The fact that the Pharisees’ own personal lives unfortunately fell far short of God’s laws is an example of how infallibility works in the Church. Infallibility isn’t equal to sinlessness, nor does it mean that the Pope can’t make a mistake about anything; it is God preventing the Magisterium from teaching error in faith and morals.
If there have been in the history of the Church shepherds who themselves were seriously sinful, that does not preclude God from teaching accurately through them. He can keep them from teaching error or even prophesy through them without their knowing it. Consider Caiaphas, who said, “It is expedient for you that one man should die for the people, and that the whole nation should not perish” (Jn 11:50). He had a political meaning in mind, but God used his words to express a spiritual truth. The Scripture even points out: “He did not say this of his own accord, but being high priest that year he prophesied that Jesus should die for the nation, and not for the nation only, but to gather into one the children of God who are scattered about” (Jn 11:51-52).
Even though Caiaphas was himself plotting evil, God still chose to use him as His mouthpiece in virtue of the office he held. How much more will God protect and guide the teaching of those in authority in the Church, which is the body of Christ?
        Christ Himself made it very clear that authority in the Church is God-given and that He wants us to obey the Church, for He said to the Twelve, “He who hears you hears me, and he who rejects you rejects me, and he who rejects me rejects him who sent me” (Lk 10:16). Thus we have an obligation to obey the teachings of the Church given by her Magisterium, and we can be confident that God is behind those teachings.

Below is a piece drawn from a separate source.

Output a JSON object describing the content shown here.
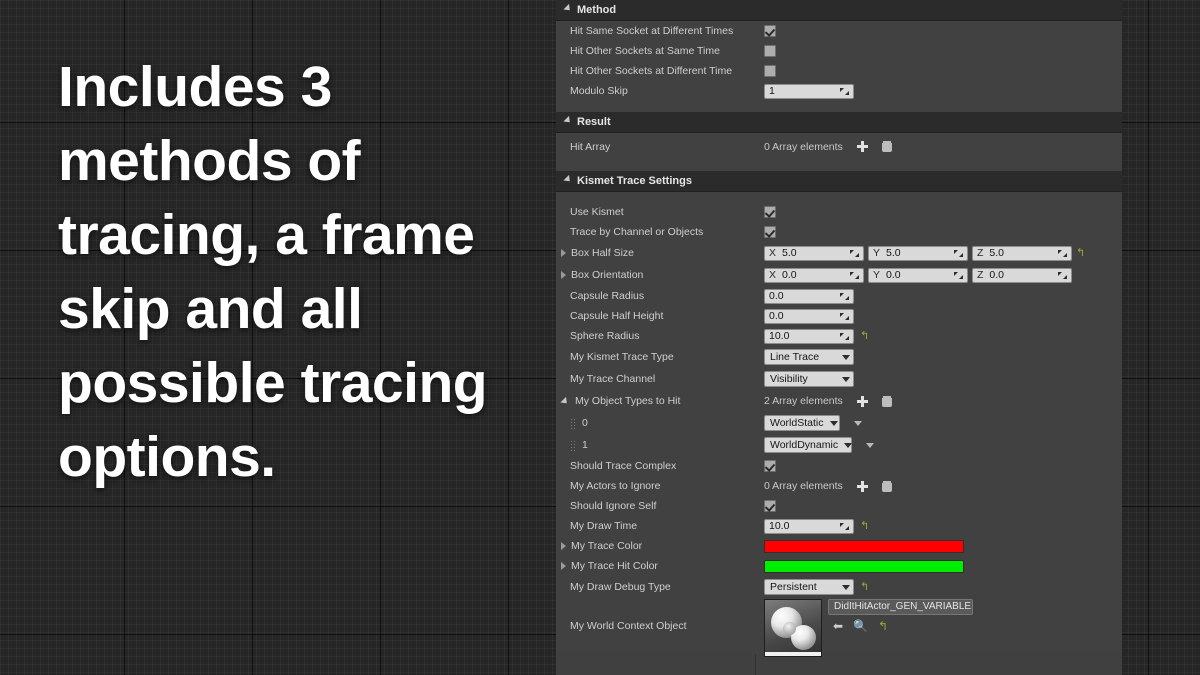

And this also goes for those Church teachings that are unpopular, hard to understand, or difficult to follow.

This is not to say that the Church expects blind or irrational obedience. If we have trouble understanding a teaching, we need to read what the Church has to say about it. If we take the trouble to look into it, we will find that these Church teachings are never contrary to reason.
Obedience, Jesus pointed out, is the proof of our love. When we come before the Judgment Seat of God, the Adversary (the meaning of “Satan”) will also be there, pointing out all our sins. If our lives were carefree and God did everything for us, that Adversary could say we didn’t love God, we just loved His benefits. But if we suffer for God, if we obey Him when we don’t want to or it’s difficult, we prove our love.
The one who truly wants to love Jesus will obey His representativesnot for their sake, but for His sake. This will be neither convenient nor easy. But it will be worthwhile: “For this slight momentary affliction is preparing for us an eternal weight of glory beyond all comparison” (2 Cor 4:17).